The hits just keep on coming for the U.S. coal industry.
Murray Energy Corp. last week said it had notified 4,400 of its 5,300 workers in six states about possible layoffs in September.
St. Clairsville, Ohio-based Murray – which calls itself the largest privately owned coal company in the U.S. – said it will continue to sell and ship coal after any layoffs.
The notices “are due to the ongoing destruction of the United States coal industry by President Barack Obama, and his supporters, and the increased utilization of natural gas to generate electricity,” Murray said in a statement.
When Murray purchased Consolidation Coal Co. from Consol Energy Inc. in December 2013 it also acquired 23 towboats and more than 600 barges, which it now operates as Murray American Transportation Inc. and Murray American River Towing Inc. Asked about the impact of the layoffs on the marine business, a Murray spokesman said they would not comment beyond the release.
Central Appalachian spot coal is $41 a short ton, about half what it was five years ago. A number of coal companies have filed for Chapter 11 bankruptcy protection in the past year including Arch Coal, St. Louis; Alpha Natural Resources, Bristol, Va.; Peabody Energy, St. Louis; Walter Energy Holdings, Birmingham, Ala.; Patriot Coal Corp., Scott Depot, W. Va.; and Xinergy Corp., Knoxville, Tenn.

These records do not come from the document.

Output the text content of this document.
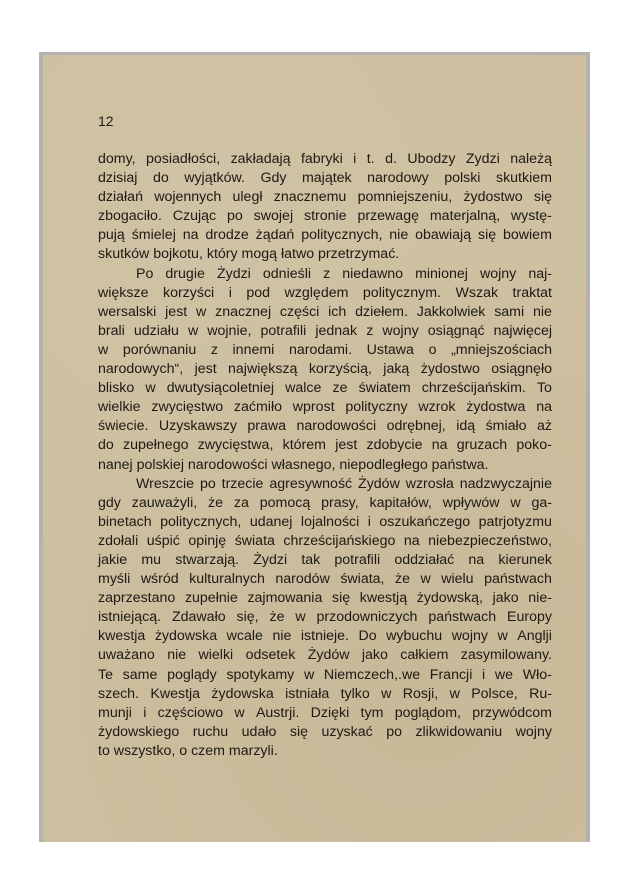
12
domy, posiadłości, zakładają fabryki i t. d. Ubodzy Zydzi należą
dzisiaj do wyjątków. Gdy majątek narodowy polski skutkiem
działań wojennych uległ znacznemu pomniejszeniu, żydostwo się
zbogaciło. Czując po swojej stronie przewagę materjalną, wystę-
pują śmielej na drodze żądań politycznych, nie obawiają się bowiem
skutków bojkotu, który mogą łatwo przetrzymać.
Po drugie Żydzi odnieśli z niedawno minionej wojny naj-
większe korzyści i pod względem politycznym. Wszak traktat
wersalski jest w znacznej części ich dziełem. Jakkolwiek sami nie
brali udziału w wojnie, potrafili jednak z wojny osiągnąć najwięcej
w porównaniu z innemi narodami. Ustawa o „mniejszościach
narodowych“, jest największą korzyścią, jaką żydostwo osiągnęło
blisko w dwutysiącoletniej walce ze światem chrześcijańskim. To
wielkie zwycięstwo zaćmiło wprost polityczny wzrok żydostwa na
świecie. Uzyskawszy prawa narodowości odrębnej, idą śmiało aż
do zupełnego zwycięstwa, którem jest zdobycie na gruzach poko-
nanej polskiej narodowości własnego, niepodległego państwa.
Wreszcie po trzecie agresywność Żydów wzrosła nadzwyczajnie
gdy zauważyli, że za pomocą prasy, kapitałów, wpływów w ga-
binetach politycznych, udanej lojalności i oszukańczego patrjotyzmu
zdołali uśpić opinję świata chrześcijańskiego na niebezpieczeństwo,
jakie mu stwarzają. Żydzi tak potrafili oddziałać na kierunek
myśli wśród kulturalnych narodów świata, że w wielu państwach
zaprzestano zupełnie zajmowania się kwestją żydowską, jako nie-
istniejącą. Zdawało się, że w przodowniczych państwach Europy
kwestja żydowska wcale nie istnieje. Do wybuchu wojny w Anglji
uważano nie wielki odsetek Żydów jako całkiem zasymilowany.
Te same poglądy spotykamy w Niemczech,.we Francji i we Wło-
szech. Kwestja żydowska istniała tylko w Rosji, w Polsce, Ru-
munji i częściowo w Austrji. Dzięki tym poglądom, przywódcom
żydowskiego ruchu udało się uzyskać po zlikwidowaniu wojny
to wszystko, o czem marzyli.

Barge operators – who haul one-fifth of the country’s coal – are well aware of coal’s problems. Plants are closing or converting to natural gas, prices and export demand are falling and coal producers are facing tougher environmental regulations.
Murray also is in contract talks with the United Mine Workers. The union recently rejected a proposed agreement with the company.
“This is a very hard time for everyone in the coal industry, especially those who actually mine the coal,” union president Cecil E. Roberts said in a statement issued before Murray’s announcement.